Spain: 5 reasons for subtropical crops to be fashionable

Subtropical crops are going through an excellent time in Spain. A Cajamar’s expert analyses mainly avocado, mango and cherimoya, whose production value reached €325 million in 2018.

Tropical fruit

1. Avocado’s supremacy

Avocado is the subtropical fruit par excellence, taking up an acreage of 12,850 hectares in Spain, concentrated in the coastal areas of the south of the peninsula and in the Canary Islands. Specifically, the provinces with the largest surface area are Málaga (56% of the total) and Santa Cruz de Tenerife (12%).

As Fig. 1 shows, since 2013, the boom of this crop has been very relevant, mainly due to the increase in acreage and a greater demand.

Avocado's trade

Fig. 1. Avocado trade balance in tons

The main market for Spanish avocados is France, followed by Germany, UK and the Netherlands. There is a strong domestic demand as well.

2. Cherimoya, a world leader

More than 94% of the cherimoya acreage is located along the Granada’s coast, while the remaining 5% is located on the east coast of Málaga. National production has remained stable in recent years, at around 44,000 tons, over an area of around 3,100 hectares.

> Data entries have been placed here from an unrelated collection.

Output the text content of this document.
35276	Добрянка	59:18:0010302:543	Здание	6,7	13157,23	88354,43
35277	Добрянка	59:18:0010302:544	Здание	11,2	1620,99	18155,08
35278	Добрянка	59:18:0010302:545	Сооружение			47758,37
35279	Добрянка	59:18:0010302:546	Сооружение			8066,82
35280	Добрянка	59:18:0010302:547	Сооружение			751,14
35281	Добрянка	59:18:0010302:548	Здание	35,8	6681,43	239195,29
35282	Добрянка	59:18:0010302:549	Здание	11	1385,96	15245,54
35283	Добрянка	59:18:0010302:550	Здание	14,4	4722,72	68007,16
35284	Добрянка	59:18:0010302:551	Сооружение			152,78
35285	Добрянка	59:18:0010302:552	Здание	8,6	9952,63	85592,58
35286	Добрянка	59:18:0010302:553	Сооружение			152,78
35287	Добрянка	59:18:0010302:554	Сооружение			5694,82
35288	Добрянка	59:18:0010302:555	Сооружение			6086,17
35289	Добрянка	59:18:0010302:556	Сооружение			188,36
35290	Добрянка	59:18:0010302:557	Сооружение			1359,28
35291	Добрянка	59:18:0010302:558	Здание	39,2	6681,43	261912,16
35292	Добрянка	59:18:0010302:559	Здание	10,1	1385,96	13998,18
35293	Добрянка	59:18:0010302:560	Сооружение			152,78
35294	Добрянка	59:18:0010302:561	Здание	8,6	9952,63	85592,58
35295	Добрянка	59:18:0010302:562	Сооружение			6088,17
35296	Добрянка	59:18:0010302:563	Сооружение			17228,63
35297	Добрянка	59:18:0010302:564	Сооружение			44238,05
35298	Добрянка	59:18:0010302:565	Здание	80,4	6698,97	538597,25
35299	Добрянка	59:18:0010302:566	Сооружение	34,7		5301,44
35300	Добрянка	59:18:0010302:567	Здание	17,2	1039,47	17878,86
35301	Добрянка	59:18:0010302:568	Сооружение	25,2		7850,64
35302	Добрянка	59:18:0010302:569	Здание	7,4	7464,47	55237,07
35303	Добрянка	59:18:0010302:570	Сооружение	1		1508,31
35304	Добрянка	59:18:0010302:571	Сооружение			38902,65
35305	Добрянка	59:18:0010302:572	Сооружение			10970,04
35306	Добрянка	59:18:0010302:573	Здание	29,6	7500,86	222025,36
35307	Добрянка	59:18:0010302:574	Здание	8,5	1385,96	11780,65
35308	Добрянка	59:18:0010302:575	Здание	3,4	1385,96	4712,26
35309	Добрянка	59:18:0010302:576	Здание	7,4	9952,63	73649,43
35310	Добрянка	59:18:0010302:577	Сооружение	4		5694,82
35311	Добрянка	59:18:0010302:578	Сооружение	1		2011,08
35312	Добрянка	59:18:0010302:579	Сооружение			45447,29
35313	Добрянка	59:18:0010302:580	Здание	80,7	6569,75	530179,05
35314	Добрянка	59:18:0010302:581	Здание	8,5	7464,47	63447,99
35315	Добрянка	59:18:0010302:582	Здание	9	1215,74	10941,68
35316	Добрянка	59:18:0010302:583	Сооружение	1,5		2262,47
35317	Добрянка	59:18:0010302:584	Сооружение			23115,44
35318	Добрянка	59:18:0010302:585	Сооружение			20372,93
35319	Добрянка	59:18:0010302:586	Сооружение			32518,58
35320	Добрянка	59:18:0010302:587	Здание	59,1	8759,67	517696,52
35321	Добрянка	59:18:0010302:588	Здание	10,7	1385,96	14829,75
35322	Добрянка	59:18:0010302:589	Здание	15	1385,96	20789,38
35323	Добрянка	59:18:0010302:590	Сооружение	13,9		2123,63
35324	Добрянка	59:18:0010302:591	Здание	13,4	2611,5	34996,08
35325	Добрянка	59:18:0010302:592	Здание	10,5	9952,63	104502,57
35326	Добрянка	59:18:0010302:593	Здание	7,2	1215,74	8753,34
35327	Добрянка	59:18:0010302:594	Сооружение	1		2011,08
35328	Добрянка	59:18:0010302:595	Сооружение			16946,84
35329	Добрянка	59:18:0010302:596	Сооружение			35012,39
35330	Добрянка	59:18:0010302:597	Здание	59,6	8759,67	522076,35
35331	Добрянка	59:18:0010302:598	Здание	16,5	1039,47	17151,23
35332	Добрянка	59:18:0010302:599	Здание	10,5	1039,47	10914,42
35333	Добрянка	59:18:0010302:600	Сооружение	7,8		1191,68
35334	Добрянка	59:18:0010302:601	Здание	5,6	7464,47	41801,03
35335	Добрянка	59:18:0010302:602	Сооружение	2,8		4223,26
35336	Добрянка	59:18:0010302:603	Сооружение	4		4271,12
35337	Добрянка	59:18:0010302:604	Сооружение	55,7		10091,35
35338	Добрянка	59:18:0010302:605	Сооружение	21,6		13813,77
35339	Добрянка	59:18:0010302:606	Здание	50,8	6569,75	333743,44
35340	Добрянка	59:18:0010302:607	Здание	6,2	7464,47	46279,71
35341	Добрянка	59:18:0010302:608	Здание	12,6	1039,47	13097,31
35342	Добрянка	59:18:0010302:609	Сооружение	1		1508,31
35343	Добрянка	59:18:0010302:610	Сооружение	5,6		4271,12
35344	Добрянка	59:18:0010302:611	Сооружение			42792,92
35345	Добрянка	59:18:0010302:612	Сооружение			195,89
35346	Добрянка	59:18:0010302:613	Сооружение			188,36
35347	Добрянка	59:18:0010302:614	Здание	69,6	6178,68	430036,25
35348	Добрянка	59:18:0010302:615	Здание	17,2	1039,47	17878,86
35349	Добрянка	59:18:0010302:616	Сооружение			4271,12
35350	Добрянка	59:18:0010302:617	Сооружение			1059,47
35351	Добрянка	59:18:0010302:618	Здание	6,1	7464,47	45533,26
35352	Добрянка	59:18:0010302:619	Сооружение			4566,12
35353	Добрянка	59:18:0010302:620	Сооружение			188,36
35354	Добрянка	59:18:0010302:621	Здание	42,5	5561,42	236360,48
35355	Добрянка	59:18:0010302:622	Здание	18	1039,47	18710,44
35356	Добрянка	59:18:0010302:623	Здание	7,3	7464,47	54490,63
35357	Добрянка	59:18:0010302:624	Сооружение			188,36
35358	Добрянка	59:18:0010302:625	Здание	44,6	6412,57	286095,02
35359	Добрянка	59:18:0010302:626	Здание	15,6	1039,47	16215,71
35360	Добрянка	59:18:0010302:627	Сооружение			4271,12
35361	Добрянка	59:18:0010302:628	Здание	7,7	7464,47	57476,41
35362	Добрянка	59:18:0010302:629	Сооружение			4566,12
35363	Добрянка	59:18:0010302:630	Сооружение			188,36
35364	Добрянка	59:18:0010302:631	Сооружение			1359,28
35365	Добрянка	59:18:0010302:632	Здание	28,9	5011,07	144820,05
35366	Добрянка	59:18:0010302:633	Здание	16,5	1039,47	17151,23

The Protected Denomination of Origin “Chirimoya de la Costa Tropical Granada-Málaga” stands out.

The harvest of this fruit is concentrated between September and November, extending its campaign until the end of May thanks to the spring production. The domestic market consumes around 80% of production.

3. The taking-off of mango

This is one of the tropical fruits, which has experienced the greatest increase in recent years, currently standing at 4,713 hectares (Fig. 2).

Mango acreage

Fig. 2. Mango acreage by province

It is mainly concentrated on the coast of Málaga, where numerous intensive plantations have been carried out in recent years.

The evolution of its foreign trade (Fig. 3) shows the importance this fruit is undergoing.

Mango's trade

Fig. 3. Mango trade in tons

Imports come from tropical countries like Brazil (42%) and Perú (31%).

Last July, the first mangos where grown in greenhouses in Andalucía. The season starts in September with the open-air crops.

4. High profitability crops

During the present season, still unfinished, average prices are showing slightly lower values than those of previous seasons, in both avocado and mango. Only cherimoya has an average price equal to last season’s (Fig. 4).

Average price

Fig. 4. Average price (€/kg) at farm gate

Even so, the three crops analyzed show interesting yields, with average figures of around 12,000 kg/ha and a gross operating margin of over 9,000 €/ha.

Taking into account the unproductive period of the first few years after planting, it can be considered that the investment's return is achieved in the 6th year after planting or even earlier depending on the amount invested.

5. Consumers appreciate quality

The exceptional climatic conditions of the Spanish growing areas, together to their proximity to the markets, allows a longer ripening on the tree compared to those coming from tropical countries. This results in a better organoleptic and nutritional quality of the fruit.

The 10 largest national companies of tropical and exotic fruits have gone from selling just over 310,000 tons in 2015 to almost 390,000 tons in 2018, highlighting the good times this sector is going through.

In recent years, these groups have been investing in ready-to-eat and convenience products, for which they are making significant investments in order to obtain added value. These food products include pure nectar of cherimoya and mango, refrigerated guacamole, sauces, juices, liqueurs, etc., aimed at both the Horeca channel and the supermarkets.